EOSINOPHILIC GRANULOMATOSIS WITH POLYANGIITIS PRESENTING AS CRESCENTIC GLOMERULONEPHRITIS IN A RHEUMATOID ARYHRITIS PATIENT TREATED WITH SARILUMAB

Eosinophilic granulomatosis with polyangiitis (EGPA) is an antineutrophil cytoplasmic antibody (ANCA)-associated vasculitis characterized by bronchial asthma, sinusitis, and hypereosinophilia. Although multiple organs are commonly affected, isolated renal involvement is rare. We report a case of a patient with rheumatoid arthritis (RA) and bronchial asthma who developed myeloperoxidase (MPO)-ANCA-positive EGPA with isolated renal involvement during sarilumab treatment.

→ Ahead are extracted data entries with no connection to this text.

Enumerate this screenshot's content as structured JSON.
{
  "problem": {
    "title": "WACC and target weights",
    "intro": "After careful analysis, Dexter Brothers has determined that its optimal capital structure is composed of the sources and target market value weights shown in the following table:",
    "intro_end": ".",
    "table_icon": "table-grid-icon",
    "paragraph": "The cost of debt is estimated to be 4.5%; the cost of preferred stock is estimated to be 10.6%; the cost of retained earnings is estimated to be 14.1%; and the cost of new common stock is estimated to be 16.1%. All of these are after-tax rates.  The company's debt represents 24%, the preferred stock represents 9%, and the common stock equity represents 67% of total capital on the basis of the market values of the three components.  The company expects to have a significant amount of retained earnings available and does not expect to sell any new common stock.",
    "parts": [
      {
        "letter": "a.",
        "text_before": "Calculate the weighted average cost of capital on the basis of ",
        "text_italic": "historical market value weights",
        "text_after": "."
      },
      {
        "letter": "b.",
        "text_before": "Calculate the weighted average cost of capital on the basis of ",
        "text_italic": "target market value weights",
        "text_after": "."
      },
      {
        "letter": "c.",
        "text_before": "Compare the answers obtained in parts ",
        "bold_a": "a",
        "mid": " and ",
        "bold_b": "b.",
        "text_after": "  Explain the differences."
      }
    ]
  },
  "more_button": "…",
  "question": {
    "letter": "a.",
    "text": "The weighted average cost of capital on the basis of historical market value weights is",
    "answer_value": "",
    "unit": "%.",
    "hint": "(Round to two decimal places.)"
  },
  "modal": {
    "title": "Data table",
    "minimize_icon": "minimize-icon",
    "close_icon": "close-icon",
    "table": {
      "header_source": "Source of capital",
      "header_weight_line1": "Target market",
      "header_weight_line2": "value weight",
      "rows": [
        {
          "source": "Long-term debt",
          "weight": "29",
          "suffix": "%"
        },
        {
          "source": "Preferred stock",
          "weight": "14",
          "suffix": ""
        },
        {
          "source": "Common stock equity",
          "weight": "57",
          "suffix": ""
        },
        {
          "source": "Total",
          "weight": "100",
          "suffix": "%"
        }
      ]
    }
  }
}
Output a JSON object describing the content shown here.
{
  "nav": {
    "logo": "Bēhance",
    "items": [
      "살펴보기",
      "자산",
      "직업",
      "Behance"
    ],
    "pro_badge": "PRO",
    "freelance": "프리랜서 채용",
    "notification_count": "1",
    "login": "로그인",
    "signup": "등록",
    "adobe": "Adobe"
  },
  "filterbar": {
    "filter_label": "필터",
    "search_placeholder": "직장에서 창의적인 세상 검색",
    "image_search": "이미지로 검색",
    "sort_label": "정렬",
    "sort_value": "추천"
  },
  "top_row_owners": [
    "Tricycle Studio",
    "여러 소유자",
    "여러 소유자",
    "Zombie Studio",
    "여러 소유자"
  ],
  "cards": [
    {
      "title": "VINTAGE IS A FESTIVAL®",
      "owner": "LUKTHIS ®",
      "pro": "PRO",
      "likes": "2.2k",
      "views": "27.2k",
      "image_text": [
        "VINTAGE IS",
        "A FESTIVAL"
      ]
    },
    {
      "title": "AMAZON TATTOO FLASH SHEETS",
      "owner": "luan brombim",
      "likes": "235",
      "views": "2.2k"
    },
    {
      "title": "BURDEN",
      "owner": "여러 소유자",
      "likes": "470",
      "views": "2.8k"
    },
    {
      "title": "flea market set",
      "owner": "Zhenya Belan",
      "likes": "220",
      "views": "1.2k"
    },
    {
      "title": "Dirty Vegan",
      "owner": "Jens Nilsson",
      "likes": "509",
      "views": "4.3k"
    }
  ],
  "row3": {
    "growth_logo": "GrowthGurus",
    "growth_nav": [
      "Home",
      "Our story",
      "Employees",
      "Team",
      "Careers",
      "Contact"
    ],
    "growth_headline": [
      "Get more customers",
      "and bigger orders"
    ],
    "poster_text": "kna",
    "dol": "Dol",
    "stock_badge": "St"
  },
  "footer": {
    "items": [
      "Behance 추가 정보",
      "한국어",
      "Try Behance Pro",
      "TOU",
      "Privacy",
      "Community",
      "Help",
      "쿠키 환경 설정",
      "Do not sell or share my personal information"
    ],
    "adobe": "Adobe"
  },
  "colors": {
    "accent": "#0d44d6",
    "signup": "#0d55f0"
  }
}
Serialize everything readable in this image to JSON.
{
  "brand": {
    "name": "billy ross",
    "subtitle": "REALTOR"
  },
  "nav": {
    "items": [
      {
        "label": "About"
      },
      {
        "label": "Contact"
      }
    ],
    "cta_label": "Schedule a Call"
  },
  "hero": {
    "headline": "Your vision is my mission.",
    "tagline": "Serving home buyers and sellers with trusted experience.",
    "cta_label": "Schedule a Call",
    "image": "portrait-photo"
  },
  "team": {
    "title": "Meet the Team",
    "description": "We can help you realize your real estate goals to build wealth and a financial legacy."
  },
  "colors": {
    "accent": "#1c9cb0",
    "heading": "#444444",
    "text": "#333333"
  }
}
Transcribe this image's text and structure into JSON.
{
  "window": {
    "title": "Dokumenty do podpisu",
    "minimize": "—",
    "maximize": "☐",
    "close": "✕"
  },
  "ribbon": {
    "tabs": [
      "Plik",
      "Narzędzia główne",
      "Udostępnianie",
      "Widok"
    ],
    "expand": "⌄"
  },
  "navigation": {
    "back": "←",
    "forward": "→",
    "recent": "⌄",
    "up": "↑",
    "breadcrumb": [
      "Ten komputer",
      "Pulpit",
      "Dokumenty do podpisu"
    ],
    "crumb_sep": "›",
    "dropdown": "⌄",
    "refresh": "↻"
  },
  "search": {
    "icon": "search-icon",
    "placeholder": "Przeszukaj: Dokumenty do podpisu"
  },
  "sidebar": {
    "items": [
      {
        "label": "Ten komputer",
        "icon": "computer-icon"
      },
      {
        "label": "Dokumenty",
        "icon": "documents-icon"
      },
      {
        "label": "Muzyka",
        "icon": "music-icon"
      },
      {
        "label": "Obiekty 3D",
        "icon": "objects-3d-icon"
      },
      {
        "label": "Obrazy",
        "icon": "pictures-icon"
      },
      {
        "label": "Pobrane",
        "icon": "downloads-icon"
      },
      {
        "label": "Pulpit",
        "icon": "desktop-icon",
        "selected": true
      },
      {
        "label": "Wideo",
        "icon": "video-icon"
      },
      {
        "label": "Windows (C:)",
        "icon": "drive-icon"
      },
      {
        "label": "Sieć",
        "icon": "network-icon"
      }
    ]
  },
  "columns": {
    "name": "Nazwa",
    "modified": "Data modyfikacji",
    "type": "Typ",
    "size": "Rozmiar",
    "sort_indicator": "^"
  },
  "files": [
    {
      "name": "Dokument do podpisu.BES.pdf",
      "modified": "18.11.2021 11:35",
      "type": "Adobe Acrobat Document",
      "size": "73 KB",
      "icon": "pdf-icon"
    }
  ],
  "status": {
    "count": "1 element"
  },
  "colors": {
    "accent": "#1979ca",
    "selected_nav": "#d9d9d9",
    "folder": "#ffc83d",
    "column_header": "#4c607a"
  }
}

A 67-year-old woman with a 20-year history of RA, well-managed with 2 mg/day prednisolone and sarilumab (200 mg every 3 weeks), presented with general malaise, poor appetite, weight loss, hematuria, and proteinuria. She had been diagnosed with bronchial asthma 15-years earlier, which was controlled with an inhaled glucocorticoid and a long-acting β2-agonist. Four weeks before presentation, her sarilumab dose was reduced to 150 mg. Laboratory tests revealed an elevated serum CRP level (5.54 mg/dL), marked eosinophilia (9,650/μL), an elevated serum IgE level (4,443 IU/mL), and a high titer of MPO-ANCA (1,280 U/mL). Anti-nuclear antibody, peroxidase 3-ANCA, and anti-glomerular basement membrane antibody were all negative. The urinary protein-to-creatinine ratio was 1.9 g/gCr, and urinalysis showed hematuria with granular and red blood cell casts. Renal biopsy revealed 14 glomeruli, three with crescents (one with fibrinoid necrosis) (Figure B). Patchy interstitial infiltration of inflammatory cells with numerous eosinophils and periarterial granulomatous inflammation were evident (Figure A). Immunofluorescence for IgG, IgA, IgM, C3, and C1q was negative. She was diagnosed with EGPA. Despite renal lesions, no other EGPA-related features, such as mononeuritis multiplex, purpura, or pulmonary involvement, were evident. Treatment included methylprednisolone pulse therapy, oral prednisolone (30 mg/day), and rituximab (375 mg/m² weekly for 4 weeks). Eosinophilia, CRP, and symptoms improved rapidly. Proteinuria and hematuria resolved, and MPO-ANCA decreased to 102 IU/mL. Maintenance therapy with prednisolone and mepolizumab sustained disease control.

RA rarely coexists with EGPA. However, some reports suggest that EGPA can develop following the prolongation of dosing intervals for anti-IL-6 receptor antibodies, implying a possible role of elevated IL-6 levels in disease onset. Imai et al. assessed serum IL-6 levels pre- and post-EGPA development in a patient treated with tocilizumab for microscopic polyangiitis (MPA) and secondary amyloidosis. They found very high IL-6 level (1076.8 pg/mL) at the time of EGPA onset, compared to 55.3 pg/mL upon diagnosis of MPA. Increasing evidence suggests IL-6 plays a significant role in the pathogenesis of bronchial asthma and other allergic diseases. In our patient, reduction of sarilumab dose may have been associated with overproduction of IL-6, contributing to EGPA development.

We report a case of EGPA characterized by crescentic glomerulonephritis that developed during interval prolongation of anti-IL-6 receptor antibody administration. Enhanced IL-6 signaling resulting from the prolonged dosing interval of sarilumab is suggested to have contributed to the development of EGPA in our patient.